George Eliot Review Online
Date of this Version
1995
Document Type
Article
Citation
The George Eliot Review 26 (1995)
Abstract
The 14th conference of the Nineteenth Century Studies Association was held at Loyola College, Baltimore, Maryland at the end of March. The conference theme, 'Conflict and Resolution’, allowed examination of the period from the French Revolution to the end of the Victorian era in terms of artistic, literary, philosophical, political, economic, religious, scientific and social change. This rich theme attracted papers on many of the issues that now interest George Eliot scholars and other Victorianists.
Christine Morris (University of South Carolina at Chapel Hill) examined Victorian keepsake annuals in her paper, 'Marketing Femininity in the 1830s: The Case of Heath's Book of Beauty’. Dr. Morris posited the theory that these keepsakes gave Victorian women a standard by which to place themselves in a ranking of attractiveness and vanity, to arouse other women's envy and men's admiration. Rosamond Vincy played this game to perfection, and George Eliot used a sentimental Keepsake to focus the attitudes of Rosamond, Lydgate and Ned Plimdale in a telling scene early in Rosamond's and Lydgate's courtship. Dr. Morris mentioned the example of Maggie Tulliver who is given a Keepsake by the illiterate Bob, who expresses unenlightened admiration for the fashionable beauties on the annual's pages. Maggie later learns that her un-annual-like beauty can attract the attention of Stephen Guest.
Margaret O'Shaughnessy's (St Mary's College, Raleigh, North Carolina) paper, 'From Loathly Lady to Comely Maiden', observed the Victorian debate over representations of beauty and ugliness in art.
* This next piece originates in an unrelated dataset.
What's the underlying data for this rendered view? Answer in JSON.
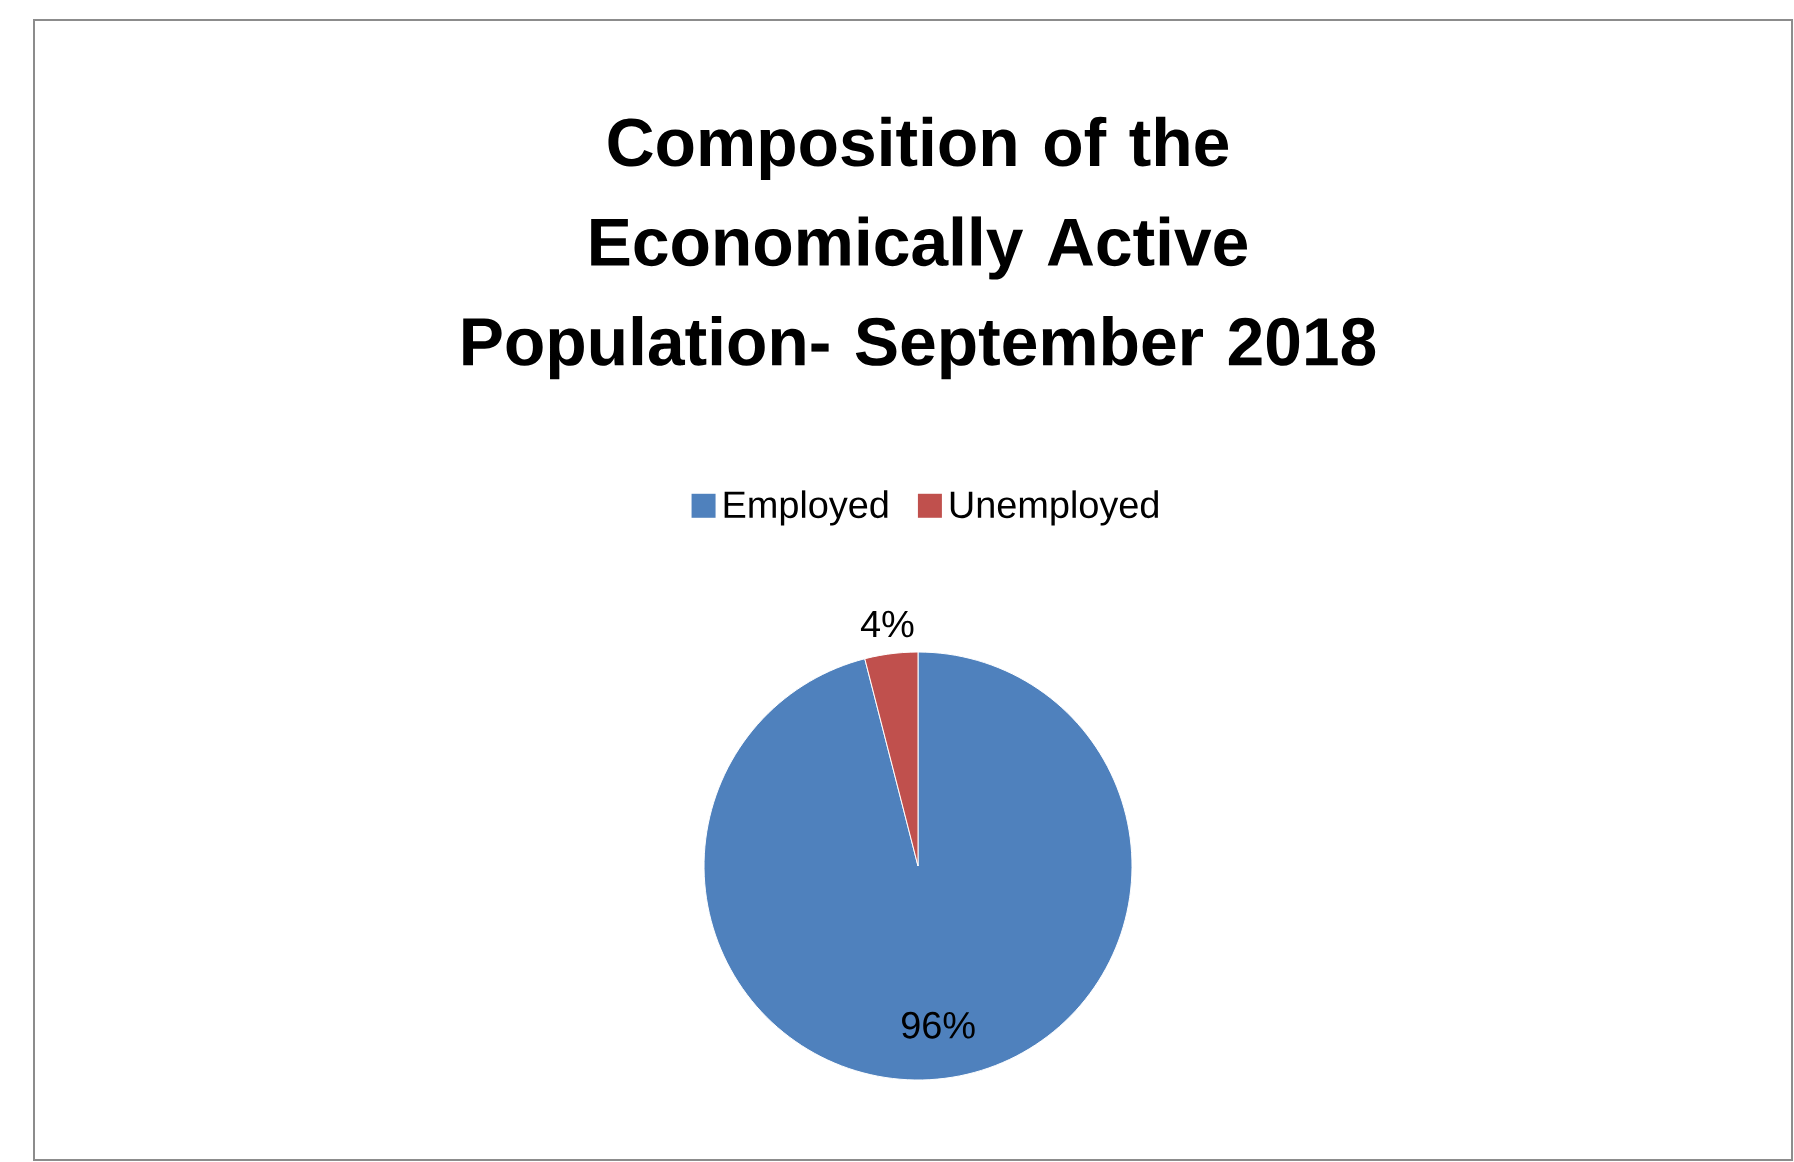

Wilkie Collins expressed the Victorians' distaste for Dutch paintings of women scrubbing pots. Dr. O'Shaughnessy cited the example of the lumpish female forms in Rembrandt's paintings as 'his protest against applying artificial shapes to the human form’. George Eliot entered into this complex debate in her novels, a debate in which Charles Dickens wrote with distaste about Millais's painting of Christ as a boy in his father's carpentry shop, and Dickens himself was subject to the same criticism for his depictions of the poor. Dr. O'Shaughnessy concluded that Ruskin offered a syncretic aesthetic theory when he wrote that Imagination may make a complete beauty out of the disparate elements in art.